When we think about big data, we associate it with the term big, but when it comes to building infrastructure, we should also be thinking distributed.
Big data applications do, in fact, deal with large volumes of information that are made even bigger as data is replicated across racks for resiliency. Yet the most meaningful attribute of big data is not its size, but its ability to break larger jobs into lots of smaller ones, distributing resources to work in parallel on a single task.
When you combine the big with a distributed architecture, you find you need a special set of requirements for big data networks. Here are six to consider:
1. Network resiliency and big data applications
When you have a set of distributed resources that must coordinate through an interconnection, availability is crucial. If the network is unavailable, the result is a discontiguous collection of stranded compute resources and data sets.
Appropriately, the primary focus for most network architects and engineers is uptime.

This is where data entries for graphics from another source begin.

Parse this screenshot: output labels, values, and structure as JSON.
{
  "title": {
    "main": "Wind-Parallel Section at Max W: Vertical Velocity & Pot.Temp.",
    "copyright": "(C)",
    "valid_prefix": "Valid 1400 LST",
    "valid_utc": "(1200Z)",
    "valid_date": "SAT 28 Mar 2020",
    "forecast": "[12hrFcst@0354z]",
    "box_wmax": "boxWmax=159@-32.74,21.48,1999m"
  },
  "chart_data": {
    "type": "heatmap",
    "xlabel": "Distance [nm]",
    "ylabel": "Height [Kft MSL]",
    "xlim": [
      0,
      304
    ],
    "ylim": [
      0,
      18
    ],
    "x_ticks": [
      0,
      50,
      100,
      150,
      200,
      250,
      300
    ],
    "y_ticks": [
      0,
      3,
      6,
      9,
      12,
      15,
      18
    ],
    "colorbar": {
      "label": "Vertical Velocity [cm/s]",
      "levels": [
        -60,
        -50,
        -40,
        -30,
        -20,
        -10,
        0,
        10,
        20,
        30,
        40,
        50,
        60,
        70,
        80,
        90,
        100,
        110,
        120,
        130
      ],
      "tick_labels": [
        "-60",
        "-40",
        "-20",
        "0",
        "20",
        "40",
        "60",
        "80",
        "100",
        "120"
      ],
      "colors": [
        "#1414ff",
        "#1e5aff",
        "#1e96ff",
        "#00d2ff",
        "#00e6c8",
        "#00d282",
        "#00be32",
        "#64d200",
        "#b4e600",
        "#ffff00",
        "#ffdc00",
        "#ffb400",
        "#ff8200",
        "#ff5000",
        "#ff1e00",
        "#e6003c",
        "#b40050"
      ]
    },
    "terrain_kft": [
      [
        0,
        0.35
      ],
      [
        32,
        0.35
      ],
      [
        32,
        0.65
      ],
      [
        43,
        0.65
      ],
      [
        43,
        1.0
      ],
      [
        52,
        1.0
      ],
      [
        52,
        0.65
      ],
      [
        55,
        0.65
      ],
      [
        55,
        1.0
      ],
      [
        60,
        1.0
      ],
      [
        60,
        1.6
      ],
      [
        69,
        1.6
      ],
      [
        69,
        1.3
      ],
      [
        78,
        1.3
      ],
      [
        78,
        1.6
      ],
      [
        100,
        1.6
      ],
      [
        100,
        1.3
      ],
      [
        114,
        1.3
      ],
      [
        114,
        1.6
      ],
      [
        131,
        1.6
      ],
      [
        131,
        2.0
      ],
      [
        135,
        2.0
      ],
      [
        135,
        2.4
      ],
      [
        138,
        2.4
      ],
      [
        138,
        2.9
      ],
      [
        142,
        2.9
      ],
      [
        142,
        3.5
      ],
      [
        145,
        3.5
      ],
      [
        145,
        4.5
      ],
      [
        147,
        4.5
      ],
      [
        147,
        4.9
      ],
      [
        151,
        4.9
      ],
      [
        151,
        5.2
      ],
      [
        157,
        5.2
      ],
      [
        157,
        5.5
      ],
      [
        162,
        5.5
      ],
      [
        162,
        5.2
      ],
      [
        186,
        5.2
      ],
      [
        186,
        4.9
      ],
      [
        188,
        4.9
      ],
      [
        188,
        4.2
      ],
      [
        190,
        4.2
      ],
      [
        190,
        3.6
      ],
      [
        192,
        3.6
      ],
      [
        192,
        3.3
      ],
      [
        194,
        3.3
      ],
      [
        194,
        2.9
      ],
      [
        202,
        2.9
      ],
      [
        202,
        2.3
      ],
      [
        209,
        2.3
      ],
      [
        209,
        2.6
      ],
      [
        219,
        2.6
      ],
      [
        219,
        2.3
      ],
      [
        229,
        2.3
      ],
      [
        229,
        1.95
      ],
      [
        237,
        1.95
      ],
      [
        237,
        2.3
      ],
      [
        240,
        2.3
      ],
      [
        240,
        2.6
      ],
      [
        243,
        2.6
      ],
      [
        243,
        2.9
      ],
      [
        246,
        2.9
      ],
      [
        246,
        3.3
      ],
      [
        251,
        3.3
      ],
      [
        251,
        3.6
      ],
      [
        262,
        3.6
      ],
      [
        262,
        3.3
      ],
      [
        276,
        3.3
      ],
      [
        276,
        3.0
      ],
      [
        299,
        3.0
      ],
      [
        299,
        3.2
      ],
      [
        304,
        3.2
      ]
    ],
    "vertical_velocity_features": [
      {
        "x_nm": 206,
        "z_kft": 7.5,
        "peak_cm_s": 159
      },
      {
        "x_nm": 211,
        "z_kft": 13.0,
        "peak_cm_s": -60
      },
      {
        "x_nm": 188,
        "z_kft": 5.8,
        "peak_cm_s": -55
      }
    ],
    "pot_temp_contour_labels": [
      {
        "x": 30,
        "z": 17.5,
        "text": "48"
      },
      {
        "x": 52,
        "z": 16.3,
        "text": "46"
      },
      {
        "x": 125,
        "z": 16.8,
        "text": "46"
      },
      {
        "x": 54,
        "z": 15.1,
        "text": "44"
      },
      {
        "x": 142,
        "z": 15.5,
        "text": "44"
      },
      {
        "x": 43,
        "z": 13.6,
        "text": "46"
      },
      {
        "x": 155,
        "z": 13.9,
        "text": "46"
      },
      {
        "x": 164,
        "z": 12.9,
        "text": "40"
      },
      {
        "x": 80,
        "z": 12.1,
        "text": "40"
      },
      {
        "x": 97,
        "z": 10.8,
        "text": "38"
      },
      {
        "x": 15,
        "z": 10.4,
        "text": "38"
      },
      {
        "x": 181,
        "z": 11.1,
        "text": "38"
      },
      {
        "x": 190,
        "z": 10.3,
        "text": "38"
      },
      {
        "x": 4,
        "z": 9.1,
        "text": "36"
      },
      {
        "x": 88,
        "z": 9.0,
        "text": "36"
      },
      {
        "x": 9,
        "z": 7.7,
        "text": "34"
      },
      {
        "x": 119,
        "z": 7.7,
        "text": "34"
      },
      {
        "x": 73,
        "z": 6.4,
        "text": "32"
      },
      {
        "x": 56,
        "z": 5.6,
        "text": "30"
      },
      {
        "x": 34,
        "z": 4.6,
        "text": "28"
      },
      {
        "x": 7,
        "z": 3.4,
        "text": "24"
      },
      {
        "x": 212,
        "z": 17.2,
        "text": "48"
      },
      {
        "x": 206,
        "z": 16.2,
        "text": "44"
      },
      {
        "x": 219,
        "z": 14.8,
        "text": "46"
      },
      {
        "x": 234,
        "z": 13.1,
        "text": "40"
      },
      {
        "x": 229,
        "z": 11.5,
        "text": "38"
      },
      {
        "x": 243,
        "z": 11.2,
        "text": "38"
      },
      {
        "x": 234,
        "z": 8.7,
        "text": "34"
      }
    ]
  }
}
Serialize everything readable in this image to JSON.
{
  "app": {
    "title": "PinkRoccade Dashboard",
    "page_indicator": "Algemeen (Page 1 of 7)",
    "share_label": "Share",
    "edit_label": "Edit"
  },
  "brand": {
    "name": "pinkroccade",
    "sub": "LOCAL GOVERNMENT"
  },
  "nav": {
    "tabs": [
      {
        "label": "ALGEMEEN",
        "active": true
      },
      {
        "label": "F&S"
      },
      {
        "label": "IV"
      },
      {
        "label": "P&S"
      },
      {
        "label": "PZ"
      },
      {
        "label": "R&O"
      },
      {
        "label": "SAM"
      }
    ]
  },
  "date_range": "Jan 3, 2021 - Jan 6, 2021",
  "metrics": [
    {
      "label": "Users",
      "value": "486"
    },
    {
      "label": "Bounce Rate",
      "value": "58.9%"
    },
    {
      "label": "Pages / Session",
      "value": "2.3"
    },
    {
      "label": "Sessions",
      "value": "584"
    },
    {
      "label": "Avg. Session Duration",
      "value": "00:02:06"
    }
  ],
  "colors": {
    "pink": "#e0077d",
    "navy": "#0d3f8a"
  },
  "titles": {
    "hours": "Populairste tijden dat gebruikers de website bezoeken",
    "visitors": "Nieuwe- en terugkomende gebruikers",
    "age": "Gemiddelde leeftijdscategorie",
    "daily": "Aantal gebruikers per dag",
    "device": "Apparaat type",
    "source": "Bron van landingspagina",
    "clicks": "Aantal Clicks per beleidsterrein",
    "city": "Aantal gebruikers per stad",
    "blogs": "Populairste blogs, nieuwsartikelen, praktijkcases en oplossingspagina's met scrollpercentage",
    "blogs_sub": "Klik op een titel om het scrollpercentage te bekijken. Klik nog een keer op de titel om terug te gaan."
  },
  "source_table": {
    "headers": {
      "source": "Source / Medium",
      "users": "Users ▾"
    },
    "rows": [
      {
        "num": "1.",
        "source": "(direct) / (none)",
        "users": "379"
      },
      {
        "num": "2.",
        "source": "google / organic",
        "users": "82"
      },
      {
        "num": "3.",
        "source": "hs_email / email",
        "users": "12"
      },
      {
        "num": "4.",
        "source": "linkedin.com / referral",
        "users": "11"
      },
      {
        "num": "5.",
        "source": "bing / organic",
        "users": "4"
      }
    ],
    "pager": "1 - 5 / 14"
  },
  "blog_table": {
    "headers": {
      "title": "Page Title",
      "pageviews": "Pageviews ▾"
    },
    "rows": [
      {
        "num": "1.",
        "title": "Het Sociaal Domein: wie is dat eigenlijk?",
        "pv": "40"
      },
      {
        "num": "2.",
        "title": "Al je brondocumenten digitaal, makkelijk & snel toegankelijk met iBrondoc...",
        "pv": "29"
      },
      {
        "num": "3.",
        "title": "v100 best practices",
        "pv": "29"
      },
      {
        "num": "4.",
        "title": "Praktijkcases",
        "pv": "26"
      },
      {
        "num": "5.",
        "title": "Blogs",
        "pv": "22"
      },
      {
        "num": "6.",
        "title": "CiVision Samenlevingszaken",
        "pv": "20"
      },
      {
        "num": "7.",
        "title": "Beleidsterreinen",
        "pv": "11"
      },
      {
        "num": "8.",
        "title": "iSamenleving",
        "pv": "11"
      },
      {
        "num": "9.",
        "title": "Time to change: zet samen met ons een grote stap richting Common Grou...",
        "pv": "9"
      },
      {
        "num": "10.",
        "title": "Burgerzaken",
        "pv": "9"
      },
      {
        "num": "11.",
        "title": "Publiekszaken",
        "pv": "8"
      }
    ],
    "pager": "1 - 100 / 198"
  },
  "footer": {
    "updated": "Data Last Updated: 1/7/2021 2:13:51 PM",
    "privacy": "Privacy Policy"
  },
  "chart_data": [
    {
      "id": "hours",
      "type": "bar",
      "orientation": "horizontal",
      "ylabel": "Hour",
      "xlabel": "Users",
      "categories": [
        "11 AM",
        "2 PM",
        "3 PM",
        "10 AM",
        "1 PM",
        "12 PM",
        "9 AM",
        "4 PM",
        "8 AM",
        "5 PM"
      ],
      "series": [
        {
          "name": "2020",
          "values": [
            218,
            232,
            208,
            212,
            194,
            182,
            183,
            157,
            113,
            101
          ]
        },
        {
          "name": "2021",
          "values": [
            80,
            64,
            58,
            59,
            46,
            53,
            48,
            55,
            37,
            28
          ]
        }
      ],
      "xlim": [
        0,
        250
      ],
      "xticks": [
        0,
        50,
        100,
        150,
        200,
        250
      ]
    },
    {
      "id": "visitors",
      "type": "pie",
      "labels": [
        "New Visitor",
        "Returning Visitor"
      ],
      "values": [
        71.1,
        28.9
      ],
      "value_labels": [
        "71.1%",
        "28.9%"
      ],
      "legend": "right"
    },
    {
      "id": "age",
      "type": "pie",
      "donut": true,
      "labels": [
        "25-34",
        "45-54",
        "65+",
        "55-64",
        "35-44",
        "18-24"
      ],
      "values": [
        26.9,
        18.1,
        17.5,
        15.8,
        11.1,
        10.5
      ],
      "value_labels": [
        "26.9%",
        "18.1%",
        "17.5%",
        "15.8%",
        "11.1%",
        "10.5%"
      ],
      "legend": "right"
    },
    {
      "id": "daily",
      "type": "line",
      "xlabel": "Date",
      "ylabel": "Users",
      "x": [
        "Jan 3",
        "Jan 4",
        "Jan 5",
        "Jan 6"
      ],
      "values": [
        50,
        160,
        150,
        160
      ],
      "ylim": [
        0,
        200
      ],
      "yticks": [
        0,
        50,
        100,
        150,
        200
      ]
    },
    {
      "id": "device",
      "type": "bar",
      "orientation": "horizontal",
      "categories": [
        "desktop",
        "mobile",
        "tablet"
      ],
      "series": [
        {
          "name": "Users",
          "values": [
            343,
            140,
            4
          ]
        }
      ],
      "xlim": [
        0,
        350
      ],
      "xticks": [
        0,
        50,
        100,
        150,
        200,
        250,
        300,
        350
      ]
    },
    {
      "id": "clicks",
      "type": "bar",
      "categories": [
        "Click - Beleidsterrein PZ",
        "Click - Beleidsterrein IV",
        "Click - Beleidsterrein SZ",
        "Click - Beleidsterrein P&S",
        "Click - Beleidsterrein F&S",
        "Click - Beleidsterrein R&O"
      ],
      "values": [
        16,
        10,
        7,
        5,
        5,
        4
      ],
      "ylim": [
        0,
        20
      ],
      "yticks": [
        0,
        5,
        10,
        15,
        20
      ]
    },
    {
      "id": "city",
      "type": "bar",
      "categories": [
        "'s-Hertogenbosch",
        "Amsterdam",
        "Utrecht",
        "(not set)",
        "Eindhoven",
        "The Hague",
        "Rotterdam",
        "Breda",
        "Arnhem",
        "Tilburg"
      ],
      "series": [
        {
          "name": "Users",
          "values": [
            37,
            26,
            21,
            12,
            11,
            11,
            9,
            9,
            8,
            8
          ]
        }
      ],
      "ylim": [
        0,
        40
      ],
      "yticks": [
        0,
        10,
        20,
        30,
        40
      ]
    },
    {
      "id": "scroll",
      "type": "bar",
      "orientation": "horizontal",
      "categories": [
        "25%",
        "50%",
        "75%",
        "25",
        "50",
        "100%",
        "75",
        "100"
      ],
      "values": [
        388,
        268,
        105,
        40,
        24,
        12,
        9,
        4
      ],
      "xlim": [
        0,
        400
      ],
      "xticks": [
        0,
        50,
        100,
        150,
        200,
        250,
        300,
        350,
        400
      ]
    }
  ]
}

But the sources of downtime in networks are varied. They include everything from device failures (both hardware and software) to maintenance windows, to human error. Downtime is unavoidable. While it is important to build a highly available network, designing for perfect availability is impossible.
Rather than making downtime avoidance the objective, network architects should design networks that are resilient to failures. Resilience in networks is determined by path diversity (having more than one way to get between resources) and failover (being able to identify issues quickly and fail over to other paths). The real design criteria for big data networks ought to explicitly include these characteristics alongside more traditional mean time between failures, or MTBF, methods.